Berita Cina dari dinasti Tang menyebutkan bahwa Shi-li-fo-shih (Sriwijaya) adalah kerajaan Buddhis yang terletak di laut selatan. Adapun sumber berita dari dinasti Sung menyebutkan bahwa utusan Cina sering datang ke San-fo-tsi. Diyakini bahwa yang disebut San-fo-tsi itu adalah Sriwijaya.

Berita Arab menyebutkan adanya negara Zabag (Sriwijaya). Ibu Hordadheh mengatakan bahwa raja Zabag banyak menghasilkan emas. Setiap tahunnya emas yang dihasilkan seberat 206 kg. Berita lain disebutkan oleh Alberuni. ia mengatakan bahwa Zabag lebih dekat dengan Cina daripada India. Negara ini terletak didaerah yang disebut Swarnadwipa (Pulau Emas) karena banyak menghasilkan emas.

Prasasti Leiden Besar yang ditemukan oleh raja-raja dari dinasti Cola menyebutkan adanya pemberian tanah Anaimangalam kepada biara di Nagipatma. Biara tersebut dibuat oleh Marawijayattunggawarman, keturunan keluarga Syailendra yang berkuasa di Sriwijaya dan Kataka.

Prasasti Nelanda menyebutkan bahwa Raja Dewa Paladewa dari Nalanda, India, telah membebaskan lima buah desa dari pajak. Sebagai imbalannya, kelima desa itu wajib membiayai para mahasiswa dari Kerajaan Sriwijaya yang menuntut ilmu di Kerajaan Nalanda. Hal ini merupakan wujud penghargaan sebab Raja Sriwijaya saat itu, Balaputradewa, mendirikan vihara di Nalanda. Selain itu, prasasti Nalanda juga menyebutkan bahwa Raja Balaputradewa sebagai raja terakhir dinasti Syailendra yang diusir dari Jawa meminta kepada Raja Nalanda untuk mengakui hak-haknya atas dinasti Syailendra.

Sumber-sumber sejarah dalam negeri mengenai Sriwijaya adalah prasasti-prasasti berhuruf Pallawa dan berbahasa Melayu Kuno.

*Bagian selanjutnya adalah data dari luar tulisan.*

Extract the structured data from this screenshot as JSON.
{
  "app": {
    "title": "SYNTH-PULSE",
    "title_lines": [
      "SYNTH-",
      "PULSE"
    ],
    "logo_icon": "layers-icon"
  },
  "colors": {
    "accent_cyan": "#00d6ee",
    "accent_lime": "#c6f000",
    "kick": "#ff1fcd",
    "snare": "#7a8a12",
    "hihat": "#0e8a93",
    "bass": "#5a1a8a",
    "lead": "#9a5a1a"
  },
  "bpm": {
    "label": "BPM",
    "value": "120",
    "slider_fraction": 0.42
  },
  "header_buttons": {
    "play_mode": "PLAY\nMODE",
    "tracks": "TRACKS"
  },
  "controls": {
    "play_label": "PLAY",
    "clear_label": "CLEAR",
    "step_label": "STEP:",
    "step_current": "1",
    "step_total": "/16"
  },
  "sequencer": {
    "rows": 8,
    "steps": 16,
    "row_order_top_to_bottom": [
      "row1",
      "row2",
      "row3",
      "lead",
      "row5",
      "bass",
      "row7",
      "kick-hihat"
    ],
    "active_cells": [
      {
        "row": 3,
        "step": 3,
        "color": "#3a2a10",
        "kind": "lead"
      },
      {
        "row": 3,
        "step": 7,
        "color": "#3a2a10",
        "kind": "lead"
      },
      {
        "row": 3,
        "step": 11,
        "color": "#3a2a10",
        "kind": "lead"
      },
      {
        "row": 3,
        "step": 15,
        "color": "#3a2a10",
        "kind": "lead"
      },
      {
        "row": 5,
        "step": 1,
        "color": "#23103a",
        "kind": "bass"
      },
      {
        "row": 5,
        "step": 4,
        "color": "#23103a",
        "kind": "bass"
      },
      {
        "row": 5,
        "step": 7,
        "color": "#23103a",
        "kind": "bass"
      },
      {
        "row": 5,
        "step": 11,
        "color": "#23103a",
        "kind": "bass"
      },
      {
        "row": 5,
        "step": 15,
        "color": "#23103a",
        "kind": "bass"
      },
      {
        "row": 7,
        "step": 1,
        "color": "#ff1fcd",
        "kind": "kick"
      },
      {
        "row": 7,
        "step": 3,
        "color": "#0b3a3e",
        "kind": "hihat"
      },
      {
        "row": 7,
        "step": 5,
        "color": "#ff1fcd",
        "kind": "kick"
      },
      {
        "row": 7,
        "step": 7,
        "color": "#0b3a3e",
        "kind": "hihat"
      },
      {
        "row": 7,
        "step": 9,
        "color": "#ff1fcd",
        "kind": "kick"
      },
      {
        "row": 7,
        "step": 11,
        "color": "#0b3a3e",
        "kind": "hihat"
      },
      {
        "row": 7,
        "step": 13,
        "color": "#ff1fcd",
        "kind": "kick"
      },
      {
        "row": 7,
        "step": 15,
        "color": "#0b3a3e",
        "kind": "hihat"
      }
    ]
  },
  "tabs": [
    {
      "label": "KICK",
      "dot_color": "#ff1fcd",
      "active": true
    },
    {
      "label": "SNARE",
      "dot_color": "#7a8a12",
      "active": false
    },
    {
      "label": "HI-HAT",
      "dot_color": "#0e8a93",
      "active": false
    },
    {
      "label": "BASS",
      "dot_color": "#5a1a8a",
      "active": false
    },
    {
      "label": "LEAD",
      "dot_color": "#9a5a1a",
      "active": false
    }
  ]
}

  1. Prasasti Kedukan Bukit (605 Saka / 683 M) di Palembang, isinya Dapunta Hyang mengadakan perjalanan selama delapan hari dengan membawa 20.000 pasukan dan berhasil menguasai beberapa daerah. Dengan kemenangan itu Sriwijaya menjadi makmur.
  2. Prasasti Talang Tuo (606 Saka / 684 M) di sebelah barat Palembang. Isinya tentang pembuatan Taman Sriksetra oleh Dapunta Hyang Sri Jayanaga untuk kemakmuran semua makhluk.
  3. Prasasti Kota Kapur (608 Saka /686 M) di Bangka.
  4. Prasasti Karang Berahi (608 Saka / 686 M) di Jambi. Prasasti Kota Kapur dan Prasasti Karang Berahi berisi permohonan kepada dewa untuk keselamatan rakyat dan kerajaan Sriwijaya.
  5. Prasasti Telaga Batu (tidak berangka huruf) di Palembang. Isinya berupa kutukan terhadap mereka yang melakukan kejahatan dan melanggar perintah raja.
  6. Prasasti Palas Pasemah di Pasemah, Lampung Selatan. Isinya wilayah Lampung Selatan telah diduduki Sriwijaya.
  7. Prasasti Ligor (679 Saka / 775 M) di tanah Genting Kra. Isinya Sriwijaya diperintah oleh Darmaseta.

Kehidupan politik

Hingga kini masih menjadi perdebatan tentang pusat kerajaan Sriwijaya. Ada yang berpendapat di Palembang yang terletak di tepi sungai Musi. Pendapat lain menyebutkan bahwa pusat kerajaan berada di Minagatamwan yang terletak di pertemuan sungai Kampar Kiri dan Kampar Kanan di kawasan Jambi. Hanya saja, ada kesepakatan bahwa urat nadi kerajaan bertumpu pada aktivitas perdagangan. Raja yang pertama bernama Dapunta Hyang Sri Jayanaga.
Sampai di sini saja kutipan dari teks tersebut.